Pendant des années, je me suis tenue loin de toi. Mais dans l'ombre, j'étais toujours là. Te voir vivre ta vie faisait mon bonheur. Puis, un jour, tu semblais heureuse. C'était ce que j'attendais depuis toujours, c'était tout ce que j'espérais pour toi. Je pouvais partir en paix. Il ne me manquait que ces mots à te dire, ou plutôt à t'écrire. J'ai couché sur le papier tous mes regrets mais surtout tout mon amour pour toi. J'ai écrit à mes parents aussi, tes grands-parents, pour leur dire toute la haine que je ressentais pour eux.

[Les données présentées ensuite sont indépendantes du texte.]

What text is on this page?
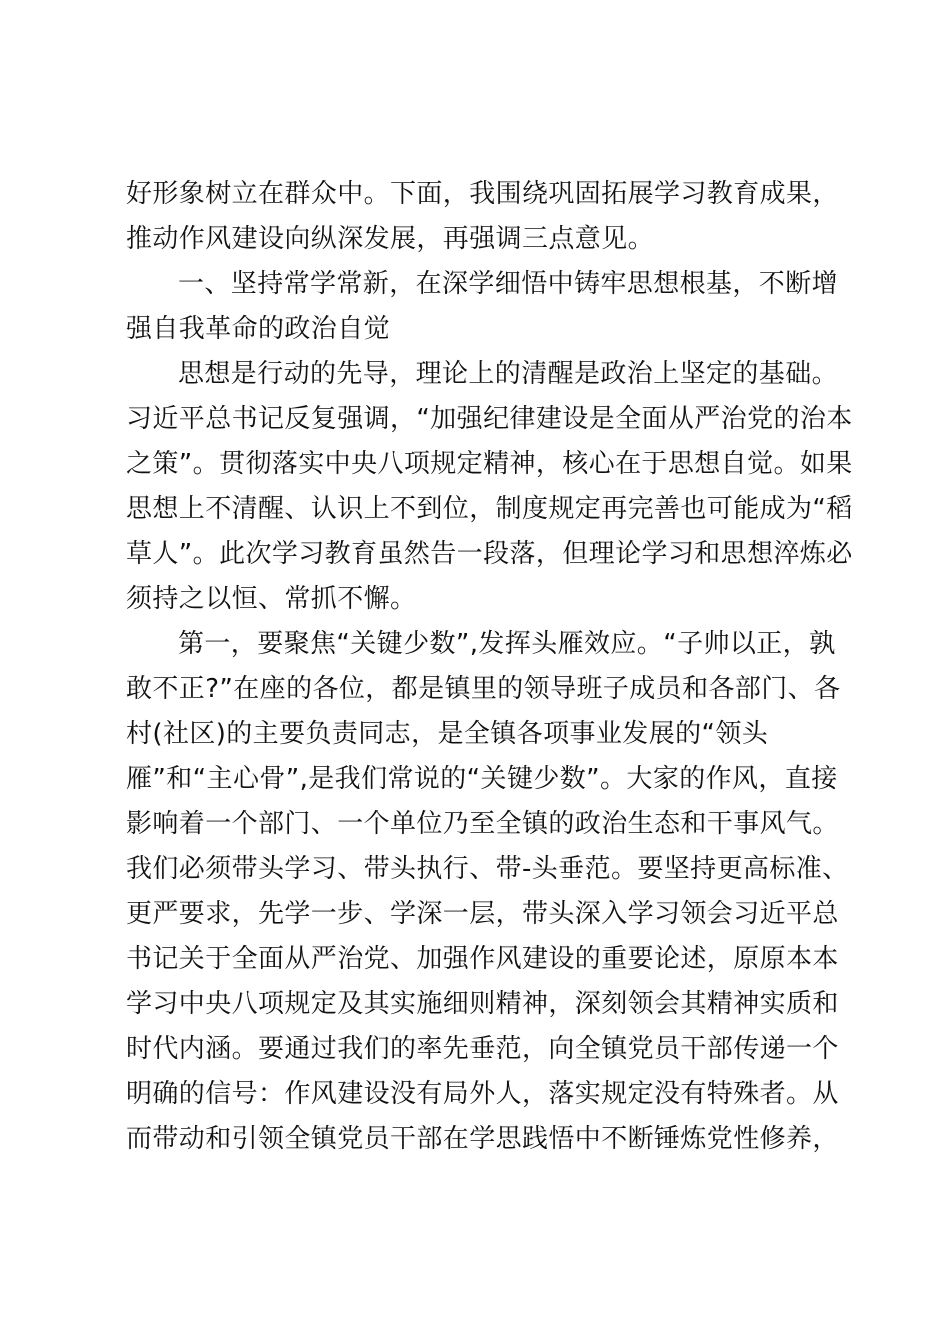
好形象树立在群众中。下面，我围绕巩固拓展学习教育成果，
推动作风建设向纵深发展，再强调三点意见。
一、坚持常学常新，在深学细悟中铸牢思想根基，不断增
强自我革命的政治自觉
思想是行动的先导，理论上的清醒是政治上坚定的基础。
习近平总书记反复强调，“加强纪律建设是全面从严治党的治本
之策”。贯彻落实中央八项规定精神，核心在于思想自觉。如果
思想上不清醒、认识上不到位，制度规定再完善也可能成为“稻
草人”。此次学习教育虽然告一段落，但理论学习和思想淬炼必
须持之以恒、常抓不懈。
第一，要聚焦“关键少数”,发挥头雁效应。“子帅以正，孰
敢不正?”在座的各位，都是镇里的领导班子成员和各部门、各
村(社区)的主要负责同志，是全镇各项事业发展的“领头
雁”和“主心骨”,是我们常说的“关键少数”。大家的作风，直接
影响着一个部门、一个单位乃至全镇的政治生态和干事风气。
我们必须带头学习、带头执行、带-头垂范。要坚持更高标准、
更严要求，先学一步、学深一层，带头深入学习领会习近平总
书记关于全面从严治党、加强作风建设的重要论述，原原本本
学习中央八项规定及其实施细则精神，深刻领会其精神实质和
时代内涵。要通过我们的率先垂范，向全镇党员干部传递一个
明确的信号：作风建设没有局外人，落实规定没有特殊者。从
而带动和引领全镇党员干部在学思践悟中不断锤炼党性修养，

Ma fille, mon amour, sache que j'ai toujours été là. Tu ne le sais pas, tu ne le sauras peut-être jamais mais j'ai donné ma vie entière à essayer de réparer mes erreurs. J'aurais tant aimé être une mère, une vraie pour toi. Tu le méritais, tu méritais mieux que moi. Je te supplie simplement de croire en la sincérité de mon amour pour toi. Tu es et tu seras à jamais la huitième merveille de mon monde. Maïa, l'amour de ma vie, je n'ai jamais cessé de t'aimer.

*

Le 16 mars 2007, Ariana Cappeone partait.

Sa fille avait trouvé le bonheur, alors qu'elle perdait ses cheveux.

Sa fille était épanouie, alors qu'elle n'avait plus que la peau sur les os.

Sa fille avait des piliers dans sa vie, alors qu'elle était seule.

Ariana a mené deux combats.

Elle a lutté cœur et âme pour sa fille.

Elle a donné corps et âme pour sa fille.

Elle a gagné cette bataille.

Avec pour trophée le sourire radieux de son ange.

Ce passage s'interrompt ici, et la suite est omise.